VITO: CASE DELLA COMUNITA’ NON SONO SOLO STRUTTURE EDILIZIE

“L’assessore Riccardi non dà risposte in tempi certi in materia di personale sanitario impiegato nella Casa di comunità e resta alta la preoccupazione di non avere una struttura efficiente e in grado di dare riscontro ai bisogni dei cittadini, a partire dai più fragili. Torniamo a dire che l’Isontino non è territorio di serie B. Il Pd da tempo chiede che sia garantito il diritto alla salute al pari del territorio giuliano, visto che parliamo di un’unica azienda sanitaria, che interessa entrambe le aree e che deve necessariamente prestare la medesima attenzione alle problematiche di entrambi i territori”. Lo afferma la segretaria provinciale del Pd isontino Sara vito, dopo che l’assessore regionale alla Sanità Riccardo Riccardi, assieme ai vertici Asugi e al sindaco Rodolfo Ziberna, ha inaugurato a Gorizia le strutture di Casa e Ospedale di comunità.
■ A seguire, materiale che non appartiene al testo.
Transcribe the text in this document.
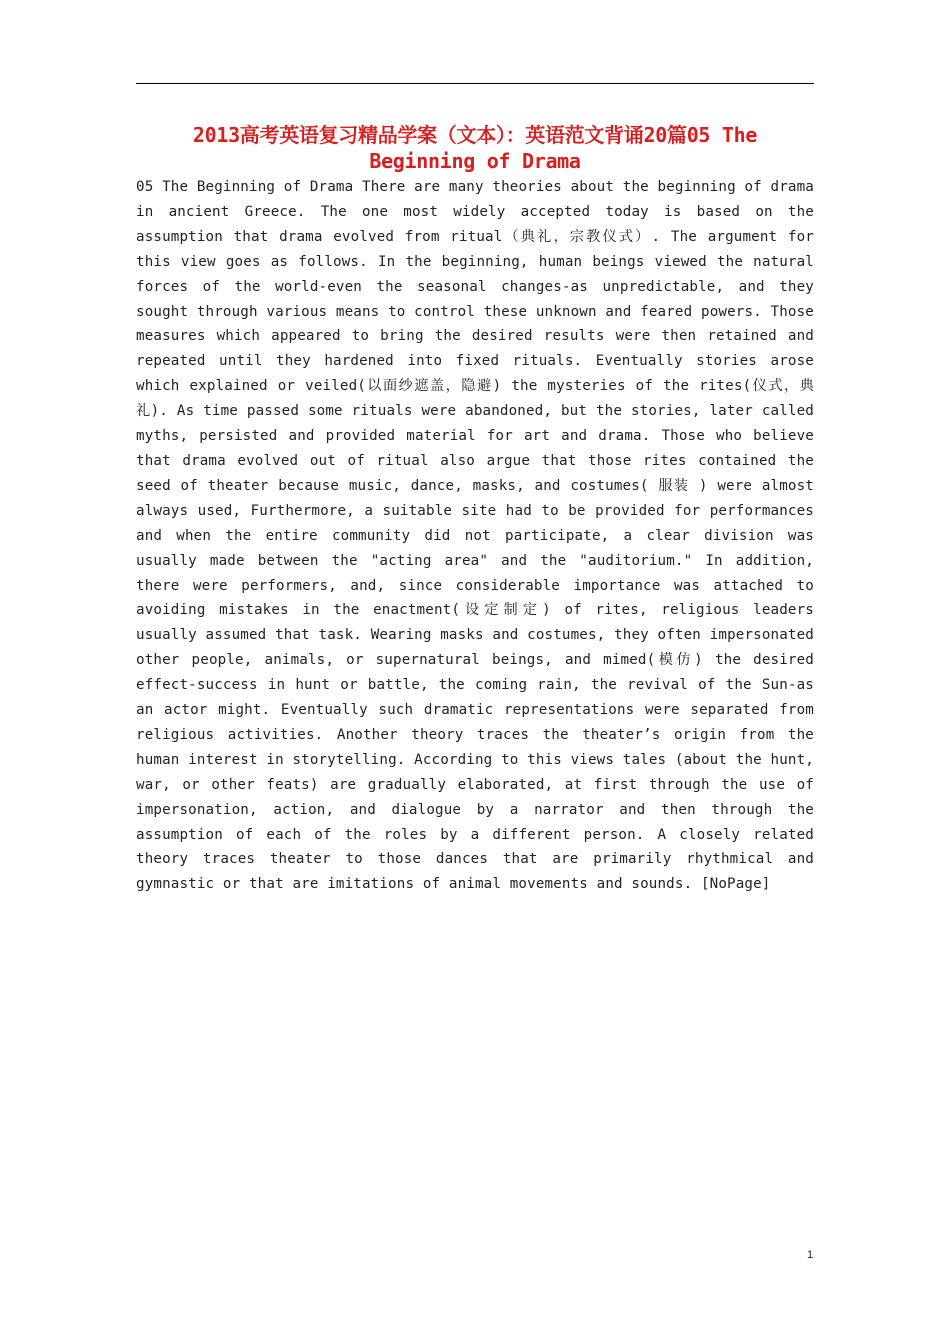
2013高考英语复习精品学案（文本）：英语范文背诵20篇05 The Beginning of Drama

05 The Beginning of Drama There are many theories about the beginning of drama in ancient Greece. The one most widely accepted today is based on the assumption that drama evolved from ritual（典礼，宗教仪式）. The argument for this view goes as follows. In the beginning, human beings viewed the natural forces of the world-even the seasonal changes-as unpredictable, and they sought through various means to control these unknown and feared powers. Those measures which appeared to bring the desired results were then retained and repeated until they hardened into fixed rituals. Eventually stories arose which explained or veiled(以面纱遮盖，隐避) the mysteries of the rites(仪式，典礼). As time passed some rituals were abandoned, but the stories, later called myths, persisted and provided material for art and drama. Those who believe that drama evolved out of ritual also argue that those rites contained the seed of theater because music, dance, masks, and costumes( 服装 ) were almost always used, Furthermore, a suitable site had to be provided for performances and when the entire community did not participate, a clear division was usually made between the "acting area" and the "auditorium." In addition, there were performers, and, since considerable importance was attached to avoiding mistakes in the enactment(设定制定) of rites, religious leaders usually assumed that task. Wearing masks and costumes, they often impersonated other people, animals, or supernatural beings, and mimed(模仿) the desired effect-success in hunt or battle, the coming rain, the revival of the Sun-as an actor might. Eventually such dramatic representations were separated from religious activities. Another theory traces the theater’s origin from the human interest in storytelling. According to this views tales (about the hunt, war, or other feats) are gradually elaborated, at first through the use of impersonation, action, and dialogue by a narrator and then through the assumption of each of the roles by a different person. A closely related theory traces theater to those dances that are primarily rhythmical and gymnastic or that are imitations of animal movements and sounds. [NoPage]

1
“Il recupero edilizio di una struttura storica nel cuore di Gorizia – ribadisce Vito – è senza dubbio positivo e peraltro atteso da tempo: il Pd ha infatti incalzato più volte chiedendo conto di cronoprogrammi e modalità di realizzazione. Noi sosteniamo da sempre l’avvio delle Case della Comunità, ma – puntualizza la segretaria dem – come servizi integrati e di prossimità, non certo solo come strutture edilizie. Devono essere realtà dedicate alla gestione e presa in carico delle patologie croniche, col lavoro di equipe di professionisti, che mettono il paziente al centro nel percorso di cura. Questa idea è stata fatta propria dal Pd provinciale a Gorizia già lo scorso febbraio – ricorda l’esponente dem – nell’evento pubblico di ascolto di cittadini e associazioni”.

Vito giudica inoltre “totalmente insoddisfacenti le risposte dell’assessore regionale Riccardi per quanto riguarda la tutela dei servizi sanitari già esistenti, che fanno capire come ci siano due pesi e due misure nelle scelte del centrodestra in Regione, oggettivamente orientate a penalizzare l’Isontino”. Invece, conferma la segretaria dem, “il Pd si è schierato a tutela del presidio unico ospedaliero su due sedi di Gorizia-Monfalcone e ad impedire un ingiusto impoverimento dell’offerta sanitaria Isontina”. La critica al Piano Oncologico regionale, per Vito “resta fondata” mentre è “ingiusto il ridimensionamento delle attività chirurgiche delle SOC di Urologia e di Chirurgia di Gorizia-Monfalcone”.